Ça fait maintenant une semaine que tu es parti. On pleure encore tous les jours, mais on recommence à manger et dormir plus ou moins normalement. Je peux maintenant leur raconter notre histoire.

Juillet 2018. Toi, le chat de refuge. Tu étais entré dans notre vie un peu comme un poil sur la soupe, sans prévenir, en défonçant la porte 😋 Un abandon de déménagement. Tu nous avais choisis. Je ne voulais pas de nouveau chat au départ, ayant déjà beaucoup d’autres animaux à la maison. Mais à la boutique qui t’hébergeait en attendant de trouver ta nouvelle famille, tu nous as suivis partout. Tu as même osé te coucher sur mes emplettes pour m’empêcher de partir. Tu voulais que je te gratte le menton. Tu nous a léché les doigts. Tu es même allé jusqu’à approcher le crayon de ma main quand la vendeuse m’a proposé le formulaire d’adoption du refuge. Tu nous fixais dans les yeux. Il faut dire que quand tu avais une idée dans la tête toi, tu ne l’avais pas ailleurs. On nous a dit que tu ne te laissais pas approcher par tout le monde. Mais nous, ç’a l’air qu’on te plaisait. Toi, le drôle de grand chat roux et blanc sorti de nulle part.

Le lendemain, ma fille de 14 ans est venue te voir et ce fut le coup de foudre. Elle a proposé de payer une partie de tes frais d’adoption et de s’impliquer dans tes soins. J’étais perplexe. Mon cheptel de chats se compose en grande partie de femelles scottish fold et british shorthair à la retraite d’un certain âge. Je lui ai rappelé que ce petit nouveau d’à peine un an et demi, c’était encore un bébé qui n’allait peut-être pas s’entendre avec les plus vieux et surtout un engagement pour 15 à 20 ans. Ça ne l’a pas découragée. Elle a promis de t’emmener avec elle quand elle partirait en appartement. Un conseil de famille s’imposait. Nous sommes partis en vacances. Nous avons longtemps réfléchi. À notre retour, nous avons envoyé notre candidature et quelques jours plus tard, tu faisais ton entrée chez nous.
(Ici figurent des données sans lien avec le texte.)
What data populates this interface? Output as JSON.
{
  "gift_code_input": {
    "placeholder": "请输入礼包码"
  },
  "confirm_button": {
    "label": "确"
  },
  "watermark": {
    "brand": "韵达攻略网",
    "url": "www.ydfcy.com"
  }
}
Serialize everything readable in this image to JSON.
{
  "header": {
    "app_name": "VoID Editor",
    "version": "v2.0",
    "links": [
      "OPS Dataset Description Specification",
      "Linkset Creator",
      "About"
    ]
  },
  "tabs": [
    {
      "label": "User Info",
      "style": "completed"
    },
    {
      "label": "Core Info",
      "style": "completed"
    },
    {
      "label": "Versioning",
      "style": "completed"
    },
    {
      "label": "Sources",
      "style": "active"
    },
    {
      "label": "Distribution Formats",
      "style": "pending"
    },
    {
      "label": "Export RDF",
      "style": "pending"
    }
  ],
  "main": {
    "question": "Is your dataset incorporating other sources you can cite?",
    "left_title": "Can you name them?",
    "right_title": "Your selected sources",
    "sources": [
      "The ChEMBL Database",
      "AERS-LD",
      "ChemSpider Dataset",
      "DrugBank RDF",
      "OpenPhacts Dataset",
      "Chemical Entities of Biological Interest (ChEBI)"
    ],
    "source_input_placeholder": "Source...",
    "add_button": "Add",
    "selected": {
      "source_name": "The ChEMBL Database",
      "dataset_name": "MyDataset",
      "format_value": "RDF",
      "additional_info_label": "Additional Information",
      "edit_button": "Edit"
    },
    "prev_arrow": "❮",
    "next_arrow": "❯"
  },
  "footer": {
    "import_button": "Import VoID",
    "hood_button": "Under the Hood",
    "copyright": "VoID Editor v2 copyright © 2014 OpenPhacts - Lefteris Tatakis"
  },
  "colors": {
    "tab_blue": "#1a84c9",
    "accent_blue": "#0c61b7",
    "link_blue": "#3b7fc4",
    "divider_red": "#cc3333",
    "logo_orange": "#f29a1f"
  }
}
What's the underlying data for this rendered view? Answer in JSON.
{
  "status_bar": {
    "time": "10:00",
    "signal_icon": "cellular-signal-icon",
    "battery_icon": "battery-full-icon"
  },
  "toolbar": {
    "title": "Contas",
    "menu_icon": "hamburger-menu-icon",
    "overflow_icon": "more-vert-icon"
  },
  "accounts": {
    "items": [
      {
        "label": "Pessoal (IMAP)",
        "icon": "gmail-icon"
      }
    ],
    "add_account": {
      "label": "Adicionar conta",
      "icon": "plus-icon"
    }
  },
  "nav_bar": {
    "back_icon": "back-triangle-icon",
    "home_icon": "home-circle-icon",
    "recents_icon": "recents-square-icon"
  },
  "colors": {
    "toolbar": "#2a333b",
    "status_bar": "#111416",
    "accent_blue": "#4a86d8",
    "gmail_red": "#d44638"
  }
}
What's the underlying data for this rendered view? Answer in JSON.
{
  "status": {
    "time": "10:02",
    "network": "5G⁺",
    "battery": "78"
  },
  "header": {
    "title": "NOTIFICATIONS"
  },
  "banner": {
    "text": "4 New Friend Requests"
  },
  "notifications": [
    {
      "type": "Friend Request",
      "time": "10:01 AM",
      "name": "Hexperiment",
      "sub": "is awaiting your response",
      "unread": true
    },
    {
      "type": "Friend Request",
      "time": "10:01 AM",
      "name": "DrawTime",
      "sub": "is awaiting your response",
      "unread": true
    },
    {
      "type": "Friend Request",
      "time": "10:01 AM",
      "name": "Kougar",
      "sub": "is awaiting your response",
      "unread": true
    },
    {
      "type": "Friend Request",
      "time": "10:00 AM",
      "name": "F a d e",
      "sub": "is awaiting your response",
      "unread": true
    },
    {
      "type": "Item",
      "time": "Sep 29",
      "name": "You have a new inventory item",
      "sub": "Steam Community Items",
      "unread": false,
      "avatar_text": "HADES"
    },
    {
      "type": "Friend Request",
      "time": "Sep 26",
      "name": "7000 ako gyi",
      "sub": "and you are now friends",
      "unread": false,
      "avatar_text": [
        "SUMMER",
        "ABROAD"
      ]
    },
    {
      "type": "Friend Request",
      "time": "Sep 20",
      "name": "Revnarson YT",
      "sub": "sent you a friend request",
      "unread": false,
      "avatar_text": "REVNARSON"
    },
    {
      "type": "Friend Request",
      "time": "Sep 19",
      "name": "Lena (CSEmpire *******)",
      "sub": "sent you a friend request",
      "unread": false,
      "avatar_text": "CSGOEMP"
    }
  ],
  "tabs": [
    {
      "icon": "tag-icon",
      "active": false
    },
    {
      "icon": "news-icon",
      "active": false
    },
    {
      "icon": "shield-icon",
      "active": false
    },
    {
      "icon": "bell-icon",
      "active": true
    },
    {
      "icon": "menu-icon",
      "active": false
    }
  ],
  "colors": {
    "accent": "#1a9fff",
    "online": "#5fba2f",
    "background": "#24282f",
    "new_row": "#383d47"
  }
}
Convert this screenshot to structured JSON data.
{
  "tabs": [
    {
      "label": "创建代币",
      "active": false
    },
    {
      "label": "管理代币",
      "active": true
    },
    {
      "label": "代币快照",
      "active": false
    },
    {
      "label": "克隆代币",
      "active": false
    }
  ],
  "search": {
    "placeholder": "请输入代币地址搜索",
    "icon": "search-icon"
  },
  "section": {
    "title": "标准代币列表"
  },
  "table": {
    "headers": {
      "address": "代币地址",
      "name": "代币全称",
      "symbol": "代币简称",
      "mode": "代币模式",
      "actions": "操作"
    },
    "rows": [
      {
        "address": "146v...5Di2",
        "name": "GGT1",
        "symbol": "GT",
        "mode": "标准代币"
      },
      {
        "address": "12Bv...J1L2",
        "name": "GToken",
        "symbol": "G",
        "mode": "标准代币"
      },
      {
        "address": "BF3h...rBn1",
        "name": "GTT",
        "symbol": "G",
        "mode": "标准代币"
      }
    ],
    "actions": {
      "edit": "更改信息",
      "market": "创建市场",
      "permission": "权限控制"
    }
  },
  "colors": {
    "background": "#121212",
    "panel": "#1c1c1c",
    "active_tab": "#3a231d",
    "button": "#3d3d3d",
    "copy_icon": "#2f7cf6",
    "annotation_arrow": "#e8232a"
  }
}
Il faut dire que tu devais partir vite car tu avais percé quelque chose comme 20 sacs de bouffe à la boutique 😋 Toi, l’énergumène au regard humain, qui semblais insulté d’être né dans un corps de chat 😋

Il faut dire que tu nous en as fait voir de toutes les couleurs à ton arrivée dans notre maison. Tu étais curieux, tu voulais explorer, être partout en même temps. Mais une chose était sûre, c’est que tu détestais être enfermé. Nous avons appliqué la méthode d’intégration graduelle de l’Éduchateur ça a fonctionné! Tu t’es rapidement intégré au clan. Pas gêné pour 2 cennes, tu n’avais peur de rien. Tu passais tes journées à courir et à sauter partout. Tu mangeais pour 10. Tu as déchiré mes rideaux. Griffé mon gris d’Afrique à travers les barreaux de sa cage. Tu pouvais faire des bonds de 6 pieds, marcher sur le dessus de mes cages à perroquet pour aller te prélasser sur ton trône sur la tablette la plus haute de la maison.Tu pouvais t’asseoir sur demande. Tu étais quasiment capable d’ouvrir les poignées de porte. Tu mangeais des céréales. Tu nous a tué une souris dans le sous-sol. Tu prenais la fontaine à eau pour une piscine en te garrochant dedans. Tu avais un sacré caractère! Et avec toi, on savait quand les bols étaient vides en haut! Combien de fois tu as déboulé les marches accompagné de mon panier à linge… Les jouets, tu ne t’amusais pas avec, tu les réduisais en miettes hihihi… Tu as réservé le même traitement aux emballages de nos cadeaux de Noël le mois passé. Tu ne faisais rien comme tout le monde. Le moins qu’on puisse dire, c’est que tu brassais de l’air! Mais la maison avait repris vie comme jamais! Méchant contraste avec nos “chats-patates”, pour reprendre l’expression de ma fille en parlant du reste des chats du clan, aussi tranquilles que des bibelots. Tu étais celui qui remettait tout en question et qui savait se faire entendre, toi l’hurluberlu qui nous faisais de l’attitude.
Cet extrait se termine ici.